The horn blast means I have a text. I reach for the phone, switch it to vibrate. Putting it at the far corner of the desk is a perfect geographical representation of my feelings for the thing. It’s a text from Willum in the English department saying classes tomorrow are canceled. Why they let us know department by department is beyond me. Why can’t a universal text go out to all employees, like an Amber Alert? It’s not like, say, the School of Forestry is tougher than the rest of us and will take their pickups in to campus. Willum’s text must not be to the entire department, because on mine there is an emoji. Two hearts, flying upward.
Willum.
The boy has a crush on me, he’s made no secret. Can I say that anymore? Crush? Probably not. That’s old-school. It’s too sweet, too innocent. Charming. How can charm, of all things, lose its currency? Now I probably have to say that he wants to hook up. Everything reduced to its transactional essence. Well, the progress of history seems to be the extinction of nuance. In Victorian times, the sight of a bare ankle might give a man a boner, go figure.

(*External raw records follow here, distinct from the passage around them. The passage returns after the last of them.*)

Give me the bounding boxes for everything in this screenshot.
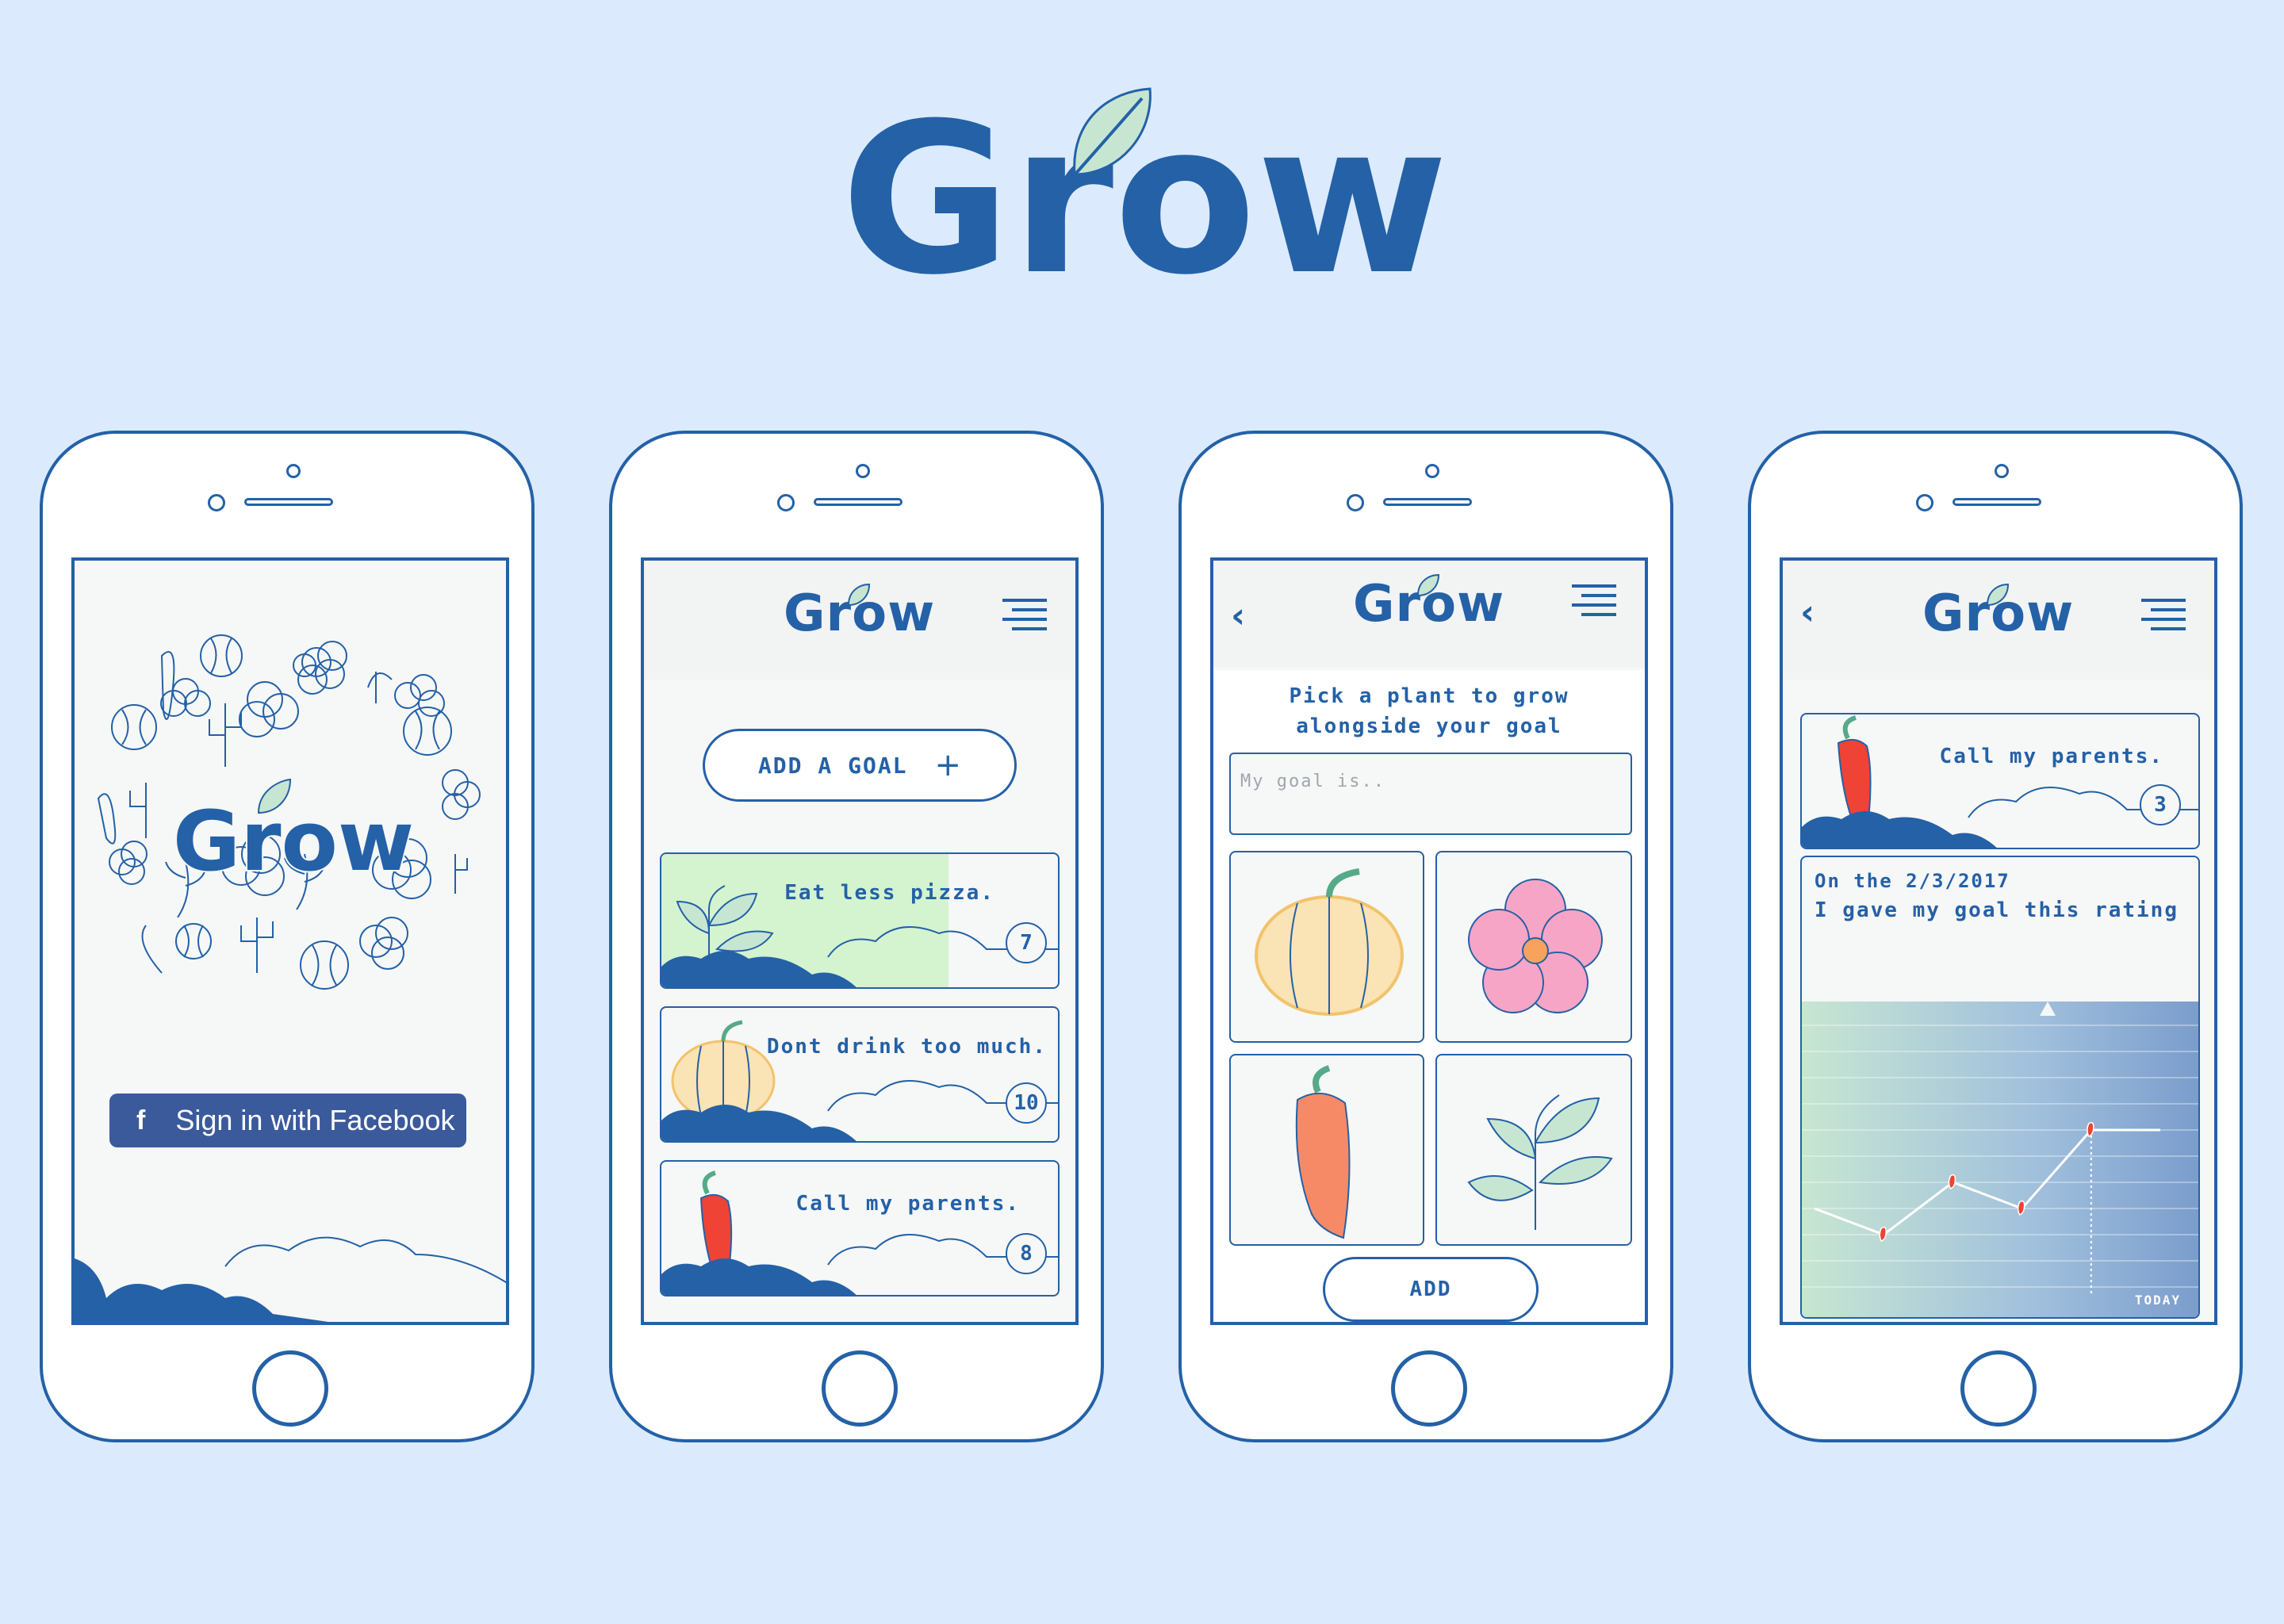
plant-doodle-circle: Grow <box>97 634 481 990</box>
goal-card[interactable]: Call my parents. 3 <box>1800 713 2200 849</box>
chili-icon <box>1802 715 2198 848</box>
home-button[interactable] <box>1391 1350 1467 1427</box>
today-label: TODAY <box>2135 1293 2181 1308</box>
back-icon[interactable]: ‹ <box>1800 592 1815 633</box>
proximity-sensor <box>1995 464 2009 478</box>
top-bar: Grow <box>644 561 1075 680</box>
flower-icon <box>1468 879 1603 1013</box>
plant-option-pumpkin[interactable] <box>1229 851 1424 1043</box>
screen-pick-plant: ‹ Grow Pick a plant to grow alongside yo… <box>1210 557 1648 1325</box>
add-goal-button[interactable]: ADD A GOAL + <box>703 729 1017 802</box>
goal-input[interactable]: My goal is.. <box>1229 753 1632 835</box>
menu-icon[interactable] <box>1572 584 1616 622</box>
earpiece <box>1953 498 2041 506</box>
phone-pick-plant: ‹ Grow Pick a plant to grow alongside yo… <box>1178 431 1673 1442</box>
front-camera <box>208 494 225 511</box>
rating-chart: TODAY <box>1802 1002 2198 1317</box>
screen-goals: Grow ADD A GOAL + Eat less pizza. 7 Dont… <box>641 557 1079 1325</box>
leaf-icon <box>1986 583 2010 607</box>
plus-icon: + <box>934 747 962 783</box>
add-plant-button[interactable]: ADD <box>1323 1257 1539 1322</box>
goal-input-placeholder: My goal is.. <box>1240 772 1385 791</box>
screen-goal-detail: ‹ Grow Call my parents. 3 On the 2/3/201… <box>1780 557 2217 1325</box>
goal-title: Dont drink too much. <box>766 1035 1047 1059</box>
phone-login: Grow f Sign in with Facebook <box>40 431 535 1442</box>
pick-plant-prompt-text: Pick a plant to grow alongside your goal <box>1289 684 1569 738</box>
front-camera <box>1347 494 1364 511</box>
menu-icon[interactable] <box>2141 599 2186 637</box>
phone-goal-detail: ‹ Grow Call my parents. 3 On the 2/3/201… <box>1748 431 2243 1442</box>
facebook-signin-label: Sign in with Facebook <box>175 1104 455 1136</box>
pumpkin-icon <box>1255 868 1404 1016</box>
rating-date-line: On the 2/3/2017 <box>1815 870 2010 892</box>
home-button[interactable] <box>252 1350 328 1427</box>
add-plant-label: ADD <box>1409 1277 1452 1301</box>
sprout-icon <box>1467 1094 1613 1230</box>
front-camera <box>1916 494 1933 511</box>
chart-background <box>1802 1002 2198 1317</box>
rating-card: On the 2/3/2017 I gave my goal this rati… <box>1800 856 2200 1319</box>
plant-option-chili[interactable] <box>1229 1054 1424 1246</box>
goal-card[interactable]: Eat less pizza. 7 <box>660 852 1060 989</box>
earpiece <box>814 498 902 506</box>
plant-option-flower[interactable] <box>1435 851 1632 1043</box>
chili-icon <box>661 1170 1058 1295</box>
chili-icon <box>1295 1065 1351 1239</box>
hero-logo: Grow <box>841 79 1448 320</box>
goal-title: Call my parents. <box>1939 745 2163 768</box>
cloud-hills <box>75 1236 506 1322</box>
front-camera <box>777 494 795 511</box>
earpiece <box>244 498 333 506</box>
login-logo: Grow <box>173 793 414 890</box>
leaf-icon <box>1416 573 1440 597</box>
menu-icon[interactable] <box>1002 599 1047 637</box>
goal-card[interactable]: Dont drink too much. 10 <box>660 1006 1060 1143</box>
leaf-icon <box>847 583 871 607</box>
add-goal-label: ADD A GOAL <box>757 752 908 779</box>
top-bar: ‹ Grow <box>1783 561 2214 680</box>
earpiece <box>1383 498 1472 506</box>
goal-count-badge: 3 <box>2140 784 2181 825</box>
proximity-sensor <box>1425 464 1439 478</box>
goal-card[interactable]: Call my parents. 8 <box>660 1160 1060 1297</box>
top-bar: ‹ Grow <box>1213 561 1645 667</box>
home-button[interactable] <box>1960 1350 2037 1427</box>
goal-count-badge: 10 <box>1006 1082 1047 1124</box>
proximity-sensor <box>286 464 301 478</box>
back-icon[interactable]: ‹ <box>1231 596 1245 636</box>
phone-goals: Grow ADD A GOAL + Eat less pizza. 7 Dont… <box>609 431 1104 1442</box>
proximity-sensor <box>856 464 870 478</box>
screen-login: Grow f Sign in with Facebook <box>71 557 509 1325</box>
sprout-icon <box>661 885 1058 987</box>
goal-title: Call my parents. <box>795 1192 1020 1216</box>
facebook-signin-button[interactable]: f Sign in with Facebook <box>109 1094 466 1147</box>
plant-option-sprout[interactable] <box>1435 1054 1632 1246</box>
goal-count-badge: 8 <box>1006 1233 1047 1274</box>
facebook-icon: f <box>136 1105 146 1136</box>
home-button[interactable] <box>822 1350 898 1427</box>
goal-title: Eat less pizza. <box>784 881 994 905</box>
rating-line: I gave my goal this rating <box>1815 898 2179 922</box>
goal-count-badge: 7 <box>1006 922 1047 963</box>
pumpkin-icon <box>661 1020 1058 1141</box>
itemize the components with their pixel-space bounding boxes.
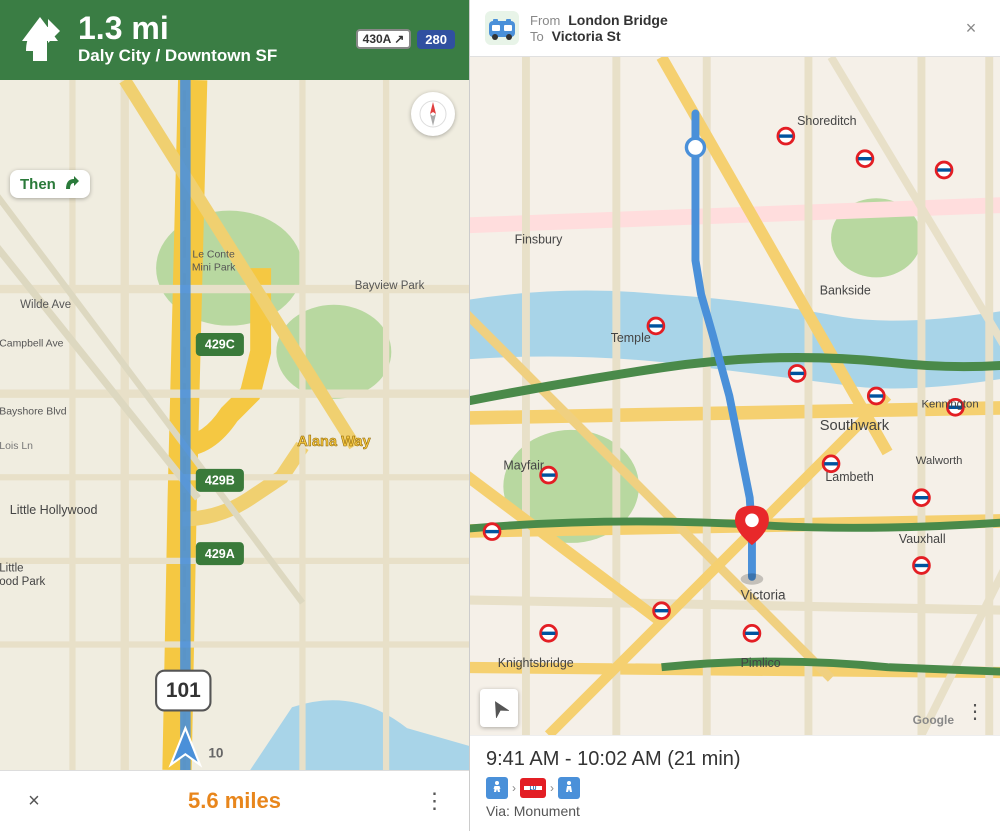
walk-end-icon bbox=[558, 777, 580, 799]
walk-start-icon bbox=[486, 777, 508, 799]
close-transit-button[interactable]: × bbox=[956, 13, 986, 43]
svg-text:Kennington: Kennington bbox=[921, 398, 978, 410]
then-bubble: Then bbox=[10, 170, 90, 198]
svg-text:ood Park: ood Park bbox=[0, 576, 46, 588]
more-options-button[interactable]: ⋮ bbox=[417, 783, 453, 819]
svg-text:Knightsbridge: Knightsbridge bbox=[498, 656, 574, 670]
close-navigation-button[interactable]: × bbox=[16, 783, 52, 819]
right-map-svg: Shoreditch Finsbury Temple Bankside Sout… bbox=[470, 57, 1000, 735]
svg-text:Alana Way: Alana Way bbox=[297, 434, 371, 450]
svg-text:Little: Little bbox=[0, 562, 24, 574]
svg-text:Le Conte: Le Conte bbox=[192, 250, 235, 261]
svg-text:429C: 429C bbox=[205, 338, 235, 352]
svg-text:Temple: Temple bbox=[611, 331, 651, 345]
nav-distance: 1.3 mi bbox=[78, 12, 344, 44]
compass-rose[interactable] bbox=[411, 92, 455, 136]
svg-text:Finsbury: Finsbury bbox=[515, 232, 563, 246]
right-map-overlay: Google ⋮ bbox=[470, 681, 1000, 735]
nav-destination: Daly City / Downtown SF bbox=[78, 46, 344, 66]
transit-route-info: From London Bridge To Victoria St bbox=[530, 12, 946, 44]
svg-text:10: 10 bbox=[208, 745, 223, 760]
transit-from: From London Bridge bbox=[530, 12, 946, 28]
more-options-map-button[interactable]: ⋮ bbox=[960, 697, 990, 727]
svg-text:Pimlico: Pimlico bbox=[741, 656, 781, 670]
step-arrow-1: › bbox=[512, 781, 516, 795]
right-panel: From London Bridge To Victoria St × bbox=[470, 0, 1000, 831]
transit-to: To Victoria St bbox=[530, 28, 946, 44]
svg-text:Vauxhall: Vauxhall bbox=[899, 532, 946, 546]
total-distance: 5.6 miles bbox=[188, 788, 281, 814]
then-label: Then bbox=[20, 176, 56, 193]
svg-text:Lambeth: Lambeth bbox=[825, 470, 873, 484]
underground-icon: LU bbox=[522, 780, 544, 796]
transit-steps: › LU › bbox=[486, 777, 984, 799]
svg-text:Little Hollywood: Little Hollywood bbox=[10, 503, 98, 517]
svg-text:Campbell Ave: Campbell Ave bbox=[0, 339, 64, 350]
svg-text:Shoreditch: Shoreditch bbox=[797, 114, 856, 128]
location-button[interactable] bbox=[480, 689, 518, 727]
badge-280: 280 bbox=[417, 30, 455, 49]
tube-icon bbox=[485, 11, 519, 45]
badge-430a: 430A ↗ bbox=[356, 29, 412, 49]
compass-icon bbox=[419, 100, 447, 128]
left-bottom-bar: × 5.6 miles ⋮ bbox=[0, 770, 469, 831]
highway-badges: 430A ↗ 280 bbox=[356, 29, 455, 49]
svg-text:Wilde Ave: Wilde Ave bbox=[20, 299, 71, 311]
svg-text:LU: LU bbox=[530, 786, 537, 792]
transit-mode-icon bbox=[484, 10, 520, 46]
svg-text:Southwark: Southwark bbox=[820, 418, 890, 434]
transit-header: From London Bridge To Victoria St × bbox=[470, 0, 1000, 57]
svg-text:Mayfair: Mayfair bbox=[503, 458, 544, 472]
google-logo: Google bbox=[913, 713, 954, 727]
svg-text:Mini Park: Mini Park bbox=[192, 262, 236, 273]
nav-info: 1.3 mi Daly City / Downtown SF bbox=[78, 12, 344, 66]
svg-text:101: 101 bbox=[166, 679, 201, 702]
left-map: Then bbox=[0, 80, 469, 770]
svg-text:Walworth: Walworth bbox=[916, 455, 963, 467]
tube-step-icon: LU bbox=[520, 778, 546, 798]
svg-text:429A: 429A bbox=[205, 547, 235, 561]
location-arrow-icon bbox=[489, 698, 509, 718]
transit-time-range: 9:41 AM - 10:02 AM (21 min) bbox=[486, 748, 984, 771]
walking-end-icon bbox=[562, 781, 576, 795]
svg-text:Bankside: Bankside bbox=[820, 283, 871, 297]
transit-bottom: 9:41 AM - 10:02 AM (21 min) › LU › bbox=[470, 735, 1000, 831]
svg-text:Victoria: Victoria bbox=[741, 587, 786, 602]
transit-via: Via: Monument bbox=[486, 803, 984, 819]
left-panel: 1.3 mi Daly City / Downtown SF 430A ↗ 28… bbox=[0, 0, 470, 831]
svg-text:Bayview Park: Bayview Park bbox=[355, 280, 425, 292]
step-arrow-2: › bbox=[550, 781, 554, 795]
walking-icon bbox=[490, 781, 504, 795]
right-map[interactable]: Shoreditch Finsbury Temple Bankside Sout… bbox=[470, 57, 1000, 735]
svg-text:Bayshore Blvd: Bayshore Blvd bbox=[0, 407, 67, 418]
svg-text:Lois Ln: Lois Ln bbox=[0, 441, 33, 452]
svg-text:429B: 429B bbox=[205, 474, 235, 488]
turn-arrow-icon bbox=[14, 13, 66, 65]
nav-header: 1.3 mi Daly City / Downtown SF 430A ↗ 28… bbox=[0, 0, 469, 80]
then-turn-icon bbox=[62, 175, 80, 193]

Willum’s a metrosexual from Illinois (his words) who has told me that he gets a complete body wax once a month. He eats his sandwiches with a knife and fork. He blushes when I enter the department office and the blotchy red goes down into his open shirt collar. He likes snap-front, yoked, plaid westerns that fit his slender body like a sheath. Also snug Hawaiians with volcanoes and hula girls. He talks with what might be called a feminine affect. Once, handing me my department mail, he tossed his soft blond bangs out of his face and blinked the long lashes of his chocolate-brown eyes and whispered, “Don’t be fooled.”